Monday, December 05, 2011

After further review...

...the play on the field stands.

This is a sour grapes post about the Giants-Packers game.   It was entertaining and the outcome was in doubt till the end, so it was good viewing.  And this is the third week in a row where I got to watch the Giants on TV.   Before that I was complaining that they are never on in, here in the Midwest.  So I should count my lucky stars.   Of those games, this is the first one I watched in full, except for the first touchdown by the Giants.  Fox thought it necessary to show the end of the Denver game.  I suppose Tim Tebow is an interesting story line, but the schedule had the Giants game starting at 3:15.  They did show that first score on replay, somewhere during the first half.

After watching for a while, I had the feeling the refs were in the Packers pocket. It seemed as if all the calls went their way.  Tom Coughlin threw the flag twice.  Both times, the refs ruled the play stands.  Actually, on those I think Coughlin was wrong, but it set the tone for later.  It turns out that they review all scoring plays, without the coaches having to ask for that.  On one of the Packers' scores, the receiver juggled the ball the entire way through the endzone and then dropped it, without ever having possession.  That wasn't just my opinion.  The announcers said the same thing.  Then they went to commercial.  When they came back, they were saying the receiver had control of the ball for a moment with his left hand.  The play on the field stands.  But the receiver never had control.

The Giants pass rush was pretty effective.  They sacked Rodgers three times.  It really should have been four times.  The Giants got to Rodgers for a big loss on third down.  The Packers has something like 70% efficiency on third down, so this was a bid deal play.  But a penalty was called on the Giants - contact with the receiver beyond 5 yards of the scrimmage line.  This was an incredibly ticky-tack penalty, just a light bump, and entirely unrelated to the play.  The announcers noted that on the next play there was more contact, but nothing called.

The Packers are the better team.  They dropped several passes on perfectly thrown balls. That helped keep it close.  But you change the two plays I discussed and the Giants win this game.

The Giants play Dallas next week.  That game will probably determine which team makes the playoffs.  I wonder if they'll show it here.


Downes said...

I watched the game, which I thought was pretty good. Being Canadian, I don't cheer for either team. And from where I sit, the calls were correct.

In the case of the touchdown, especially, you can see clearly that the receiver is holding the ball with one hand, fully in control, before the defender slaps it out. The call was correct.

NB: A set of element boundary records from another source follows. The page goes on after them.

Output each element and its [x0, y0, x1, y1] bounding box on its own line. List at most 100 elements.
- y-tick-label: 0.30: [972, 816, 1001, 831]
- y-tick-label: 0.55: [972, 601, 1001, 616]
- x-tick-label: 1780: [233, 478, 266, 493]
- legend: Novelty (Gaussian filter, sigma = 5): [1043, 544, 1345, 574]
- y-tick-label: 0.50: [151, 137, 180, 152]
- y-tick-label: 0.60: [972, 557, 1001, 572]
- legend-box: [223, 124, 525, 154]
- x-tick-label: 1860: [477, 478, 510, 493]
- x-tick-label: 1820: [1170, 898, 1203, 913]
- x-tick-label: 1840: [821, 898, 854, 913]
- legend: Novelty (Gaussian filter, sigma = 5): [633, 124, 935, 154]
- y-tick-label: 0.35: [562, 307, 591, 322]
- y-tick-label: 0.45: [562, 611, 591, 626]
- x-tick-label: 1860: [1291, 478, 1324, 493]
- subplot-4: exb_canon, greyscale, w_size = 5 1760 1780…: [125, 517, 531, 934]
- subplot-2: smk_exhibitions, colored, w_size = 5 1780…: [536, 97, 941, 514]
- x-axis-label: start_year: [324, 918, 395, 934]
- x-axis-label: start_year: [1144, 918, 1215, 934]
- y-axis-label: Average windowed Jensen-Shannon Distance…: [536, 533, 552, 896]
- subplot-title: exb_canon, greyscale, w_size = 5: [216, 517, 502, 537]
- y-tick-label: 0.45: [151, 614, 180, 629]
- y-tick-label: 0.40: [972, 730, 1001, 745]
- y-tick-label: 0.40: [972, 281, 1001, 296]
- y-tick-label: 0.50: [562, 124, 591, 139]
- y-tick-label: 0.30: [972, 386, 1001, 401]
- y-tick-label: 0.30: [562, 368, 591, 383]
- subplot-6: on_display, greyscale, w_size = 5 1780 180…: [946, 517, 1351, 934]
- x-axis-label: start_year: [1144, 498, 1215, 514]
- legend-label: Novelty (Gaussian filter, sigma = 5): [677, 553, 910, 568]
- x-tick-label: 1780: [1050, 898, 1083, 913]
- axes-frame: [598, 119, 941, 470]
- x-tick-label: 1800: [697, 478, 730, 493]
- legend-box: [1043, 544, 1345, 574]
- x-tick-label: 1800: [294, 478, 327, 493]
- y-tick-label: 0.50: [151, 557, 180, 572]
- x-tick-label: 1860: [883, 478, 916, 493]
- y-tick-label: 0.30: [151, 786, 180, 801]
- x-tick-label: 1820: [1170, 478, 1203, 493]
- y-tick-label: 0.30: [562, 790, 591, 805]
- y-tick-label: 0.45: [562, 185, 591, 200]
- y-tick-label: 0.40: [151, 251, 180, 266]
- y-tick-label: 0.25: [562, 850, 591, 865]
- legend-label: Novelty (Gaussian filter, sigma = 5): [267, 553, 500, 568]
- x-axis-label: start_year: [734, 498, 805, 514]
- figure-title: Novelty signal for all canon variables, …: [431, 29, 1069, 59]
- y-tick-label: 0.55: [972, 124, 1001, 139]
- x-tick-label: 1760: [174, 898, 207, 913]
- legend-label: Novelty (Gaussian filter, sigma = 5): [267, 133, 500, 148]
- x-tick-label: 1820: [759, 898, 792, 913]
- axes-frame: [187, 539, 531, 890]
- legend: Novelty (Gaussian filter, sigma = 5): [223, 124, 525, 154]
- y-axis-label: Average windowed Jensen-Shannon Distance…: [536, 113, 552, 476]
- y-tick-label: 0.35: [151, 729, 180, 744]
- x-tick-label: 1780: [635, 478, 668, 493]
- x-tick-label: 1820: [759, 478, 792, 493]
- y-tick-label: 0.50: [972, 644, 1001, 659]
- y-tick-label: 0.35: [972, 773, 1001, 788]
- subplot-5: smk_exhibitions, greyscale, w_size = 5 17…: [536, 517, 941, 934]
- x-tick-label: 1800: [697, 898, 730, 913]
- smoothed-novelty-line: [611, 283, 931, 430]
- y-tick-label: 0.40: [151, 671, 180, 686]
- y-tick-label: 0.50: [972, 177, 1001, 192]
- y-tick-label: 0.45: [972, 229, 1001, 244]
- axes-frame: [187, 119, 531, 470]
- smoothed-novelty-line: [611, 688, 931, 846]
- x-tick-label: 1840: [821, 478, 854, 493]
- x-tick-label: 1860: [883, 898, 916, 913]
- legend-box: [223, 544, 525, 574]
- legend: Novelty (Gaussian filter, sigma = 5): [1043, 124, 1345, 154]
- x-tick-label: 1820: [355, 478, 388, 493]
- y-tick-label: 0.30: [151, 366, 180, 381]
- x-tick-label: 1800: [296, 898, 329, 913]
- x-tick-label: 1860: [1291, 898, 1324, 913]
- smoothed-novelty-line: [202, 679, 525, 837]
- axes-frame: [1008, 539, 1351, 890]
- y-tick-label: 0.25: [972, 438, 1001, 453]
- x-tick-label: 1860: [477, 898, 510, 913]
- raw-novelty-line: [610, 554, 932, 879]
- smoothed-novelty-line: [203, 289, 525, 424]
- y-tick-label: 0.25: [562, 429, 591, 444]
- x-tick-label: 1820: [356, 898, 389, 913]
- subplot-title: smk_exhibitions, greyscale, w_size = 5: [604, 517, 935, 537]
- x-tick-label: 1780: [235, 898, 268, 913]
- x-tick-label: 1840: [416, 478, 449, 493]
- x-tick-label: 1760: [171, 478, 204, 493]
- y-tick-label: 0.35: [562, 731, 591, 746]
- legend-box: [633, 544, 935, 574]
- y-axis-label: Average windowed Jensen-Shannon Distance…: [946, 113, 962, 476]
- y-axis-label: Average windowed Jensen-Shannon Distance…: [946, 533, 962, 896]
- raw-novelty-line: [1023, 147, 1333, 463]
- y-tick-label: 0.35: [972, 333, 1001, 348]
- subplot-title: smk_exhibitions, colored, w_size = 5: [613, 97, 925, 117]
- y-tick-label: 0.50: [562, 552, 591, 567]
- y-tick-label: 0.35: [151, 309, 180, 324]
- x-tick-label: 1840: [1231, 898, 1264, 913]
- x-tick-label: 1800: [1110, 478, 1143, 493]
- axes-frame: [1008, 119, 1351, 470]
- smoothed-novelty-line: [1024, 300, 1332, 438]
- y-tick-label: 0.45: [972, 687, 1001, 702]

I would also point out that the Giants got away with a *lot* of pass interference. Yes, they had a few called on them. But it was evident that their game plan was to disrupt Packer receivers, to hit them well bast the 5-yard limit. The Packer's last touchdown, for example, was scored after the receiver was almost pushed outside the field of play by the receiver, an obviously illegal hit.

The 'ticky-tack penalty, just a light bump' actually knocked the receiver off-balance and disrupted his route. That is the *reason* Rodgers couldn't make the pass and was sacked. Another time on a third down Rodgers threw the pall into the dirt on seeing his receiver had basically been tackled by the Giant defender.

> change the two plays I discussed and the Giants win this game.

Not necessarily. It assumes that the game is otherwise played the same way. But the Packers behind (or tied!) are not the same team as the Packers with a lead.

I think Green Bay wins it either way. Don't call those and maybe the defense stops the Giants drive that eventually went for a score. Maybe one of the other Giant penalties is called. Maybe the receivers focus a bit more. Maybe something else is brought out of the bag of tricks.

The Giants are one of the best-coached teams in the league (just ask the Patriots!) and it's not surprising they had an effective strategy for the Packers. No doubt other teams will study the film closely. But so will the Packers - I don't think they'll be surprised by a Giants defense again, should they meet in the playoffs (still a bit of a long shot...)

Lanny Arvan said...

Hakeem Nicks played like a champion, and he was supposed to be hurt. On each catch he was getting a lot of yards after he caught the ball. And on that touchdown he made an unbelievable play. When you see excellence like that, the team should win. The Giants were also able to run the ball, which they hadn't been doing recently.

I don't know if the Giants can sustain that level of play. I wouldn't be surprised whether they make the playoffs or not.

Downes said...

Yeah, the Giants did not play like a 6-6 team. Their running game was excellent - except for some deep strikes it was their passing game that was weak. Also, they didn't really have an answer for GB's offense.

The Giants have two games against Dallas - if they can win those, they have a shot.